CNS cavernomas are a type of raspberry-shaped vascular malformations that are typically asymptomatic, but can result in haemorrhage, neurological injury, and seizures. Here, we present a rare case of a brainstem cavernoma that was surgically resected whereafter an upbeat nystagmus presented postoperatively.
A 42-year old man presented with sudden-onset nausea, vomiting, vertigo, blurred vision, marked imbalance and difficulty swallowing. Neurological evaluation showed bilateral ataxia, generalized hyperreflexia with left-sided predominance, predominantly horizontal gaze evoked nystagmus on right and left gaze, slight left labial asymmetry, uvula deviation to the right, and tongue deviation to the left. MRI demonstrated a 13-mm cavernoma with haemorrhage and oedema in the medulla oblongata. Surgery was performed via a minimal-invasive, midline approach. Complete excision was confirmed on postoperative MRI. The patient recovered well and became almost neurologically intact. However, he complained of mainly vertical oscillopsia. The videonystagmography revealed a new-onset spontaneous upbeat nystagmus in all gaze directions, not suppressed by fixation. An injury of the rarely described intercalatus nucleus/nucleus of Roller is thought to be the cause.

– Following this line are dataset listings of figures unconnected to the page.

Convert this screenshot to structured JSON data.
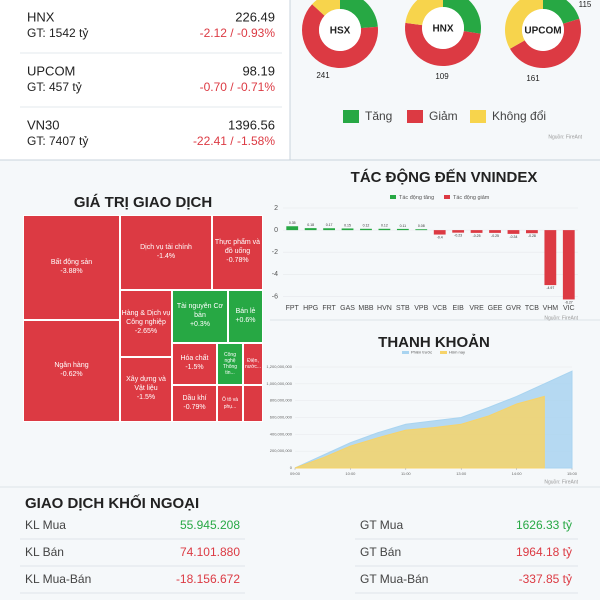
{
  "indices": [
    {
      "name": "HNX",
      "value": "226.49",
      "gt": "GT: 1542 tỷ",
      "change": "-2.12 / -0.93%"
    },
    {
      "name": "UPCOM",
      "value": "98.19",
      "gt": "GT: 457 tỷ",
      "change": "-0.70 / -0.71%"
    },
    {
      "name": "VN30",
      "value": "1396.56",
      "gt": "GT: 7407 tỷ",
      "change": "-22.41 / -1.58%"
    }
  ],
  "treemap": {
    "title": "GIÁ TRỊ GIAO DỊCH",
    "cells": [
      {
        "name": "Bất động sản",
        "change": "-3.88%",
        "color": "#dc3a43"
      },
      {
        "name": "Ngân hàng",
        "change": "-0.62%",
        "color": "#dc3a43"
      },
      {
        "name": "Dịch vụ tài chính",
        "change": "-1.4%",
        "color": "#dc3a43"
      },
      {
        "name": "Thực phẩm và đồ uống",
        "change": "-0.78%",
        "color": "#dc3a43"
      },
      {
        "name": "Hàng & Dịch vụ Công nghiệp",
        "change": "-2.65%",
        "color": "#dc3a43"
      },
      {
        "name": "Xây dựng và Vật liệu",
        "change": "-1.5%",
        "color": "#dc3a43"
      },
      {
        "name": "Tài nguyên Cơ bản",
        "change": "+0.3%",
        "color": "#27a844"
      },
      {
        "name": "Bán lẻ",
        "change": "+0.6%",
        "color": "#27a844"
      },
      {
        "name": "Hóa chất",
        "change": "-1.5%",
        "color": "#dc3a43"
      },
      {
        "name": "Dầu khí",
        "change": "-0.79%",
        "color": "#dc3a43"
      },
      {
        "name": "Công nghệ Thông tin...",
        "change": "",
        "color": "#27a844"
      },
      {
        "name": "Điện, nước...",
        "change": "",
        "color": "#dc3a43"
      },
      {
        "name": "Ô tô và phụ...",
        "change": "",
        "color": "#dc3a43"
      }
    ]
  },
  "chart_data": [
    {
      "type": "pie",
      "title": "HSX",
      "categories": [
        "Tăng",
        "Giảm",
        "Không đổi"
      ],
      "colors": [
        "#27a844",
        "#dc3a43",
        "#f7d44c"
      ],
      "values": [
        90,
        241,
        50
      ],
      "value_labels": [
        null,
        "241",
        null
      ],
      "source": "Nguồn: FireAnt"
    },
    {
      "type": "pie",
      "title": "HNX",
      "categories": [
        "Tăng",
        "Giảm",
        "Không đổi"
      ],
      "colors": [
        "#27a844",
        "#dc3a43",
        "#f7d44c"
      ],
      "values": [
        60,
        109,
        50
      ],
      "value_labels": [
        null,
        "109",
        null
      ]
    },
    {
      "type": "pie",
      "title": "UPCOM",
      "categories": [
        "Tăng",
        "Giảm",
        "Không đổi"
      ],
      "colors": [
        "#27a844",
        "#dc3a43",
        "#f7d44c"
      ],
      "values": [
        70,
        161,
        115
      ],
      "value_labels": [
        null,
        "161",
        "115"
      ]
    },
    {
      "type": "bar",
      "title": "TÁC ĐỘNG ĐẾN VNINDEX",
      "legend": [
        {
          "name": "Tác động tăng",
          "color": "#27a844"
        },
        {
          "name": "Tác động giảm",
          "color": "#dc3a43"
        }
      ],
      "categories": [
        "FPT",
        "HPG",
        "FRT",
        "GAS",
        "MBB",
        "HVN",
        "STB",
        "VPB",
        "VCB",
        "EIB",
        "VRE",
        "GEE",
        "GVR",
        "TCB",
        "VHM",
        "VIC"
      ],
      "values": [
        0.35,
        0.18,
        0.17,
        0.15,
        0.12,
        0.12,
        0.11,
        0.08,
        -0.4,
        -0.23,
        -0.25,
        -0.25,
        -0.34,
        -0.28,
        -4.97,
        -6.27
      ],
      "ylim": [
        -6.5,
        2
      ],
      "yticks": [
        2,
        0,
        -2,
        -4,
        -6
      ],
      "grid": true,
      "source": "Nguồn: FireAnt"
    },
    {
      "type": "area",
      "title": "THANH KHOẢN",
      "categories": [
        "09:00",
        null,
        "10:00",
        null,
        "11:00",
        null,
        "13:00",
        null,
        "14:00",
        null,
        "15:00"
      ],
      "series": [
        {
          "name": "Phiên trước",
          "color": "#a9d4f0",
          "values": [
            0,
            150000000,
            300000000,
            420000000,
            520000000,
            560000000,
            600000000,
            720000000,
            850000000,
            1000000000,
            1150000000
          ]
        },
        {
          "name": "Hôm nay",
          "color": "#f6d36a",
          "values": [
            0,
            120000000,
            260000000,
            360000000,
            450000000,
            480000000,
            520000000,
            620000000,
            760000000,
            850000000,
            null
          ]
        }
      ],
      "ylim": [
        0,
        1200000000
      ],
      "yticks": [
        0,
        {
          "value": 200000000,
          "label": "200,000,000"
        },
        {
          "value": 400000000,
          "label": "400,000,000"
        },
        {
          "value": 600000000,
          "label": "600,000,000"
        },
        {
          "value": 800000000,
          "label": "800,000,000"
        },
        {
          "value": 1000000000,
          "label": "1,000,000,000"
        },
        {
          "value": 1200000000,
          "label": "1,200,000,000"
        }
      ],
      "grid": true,
      "source": "Nguồn: FireAnt"
    }
  ],
  "foreign": {
    "title": "GIAO DỊCH KHỐI NGOẠI",
    "rows": [
      {
        "left_label": "KL Mua",
        "left_value": "55.945.208",
        "right_label": "GT Mua",
        "right_value": "1626.33 tỷ",
        "color": "#27a844"
      },
      {
        "left_label": "KL Bán",
        "left_value": "74.101.880",
        "right_label": "GT Bán",
        "right_value": "1964.18 tỷ",
        "color": "#dc3a43"
      },
      {
        "left_label": "KL Mua-Bán",
        "left_value": "-18.156.672",
        "right_label": "GT Mua-Bán",
        "right_value": "-337.85 tỷ",
        "color": "#dc3a43"
      }
    ]
  }
}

Upbeat nystagmus can be related to several lesions of the brainstem, including the medial longitudinal fasciculus, the pons, and the dorsal medulla. To our knowledge, this is the first case of an iatrogenic lesion of the nucleus intercalatus/nucleus of Roller resulting in an upbeat vertical nystagmus. For neurologists, it is important to be aware of the function of this nucleus for assessment of clinical manifestations due to lesions within this region.
中枢神经系统海绵状血管瘤是一种覆盆子状血管畸形,通常无症状,但可导致出血、神经损伤和癫痫发作。在此,我们报告一例罕见的脑干海绵状血管瘤病例,该病例接受了手术切除,术后出现了向上性眼球震颤。
一名42岁男性突发恶心、呕吐、眩晕、视力模糊、明显失衡和吞咽困难。神经学评估显示双侧共济失调、全身反射亢进且左侧更明显、左右注视时主要为水平性凝视诱发性眼球震颤、左侧唇部轻度不对称、悬雍垂偏向右侧、舌头偏向左侧。磁共振成像(MRI)显示延髓有一个13毫米的伴有出血和水肿的海绵状血管瘤。通过微创中线入路进行了手术。术后MRI证实完全切除。患者恢复良好,神经功能几乎完全恢复。然而,他主要抱怨垂直性视振荡。眼震电图显示在所有注视方向均出现新发的自发性向上性眼球震颤,不被注视抑制。据认为,很少被描述的中间层核/罗勒核损伤是病因。
向上性眼球震颤可与脑干的多种病变相关,包括内侧纵束、脑桥和延髓背侧。据我们所知,这是首例因中间层核/罗勒核医源性损伤导致向上性垂直性眼球震颤的病例。对于神经科医生而言,了解该核的功能对于评估该区域病变所致的临床表现很重要。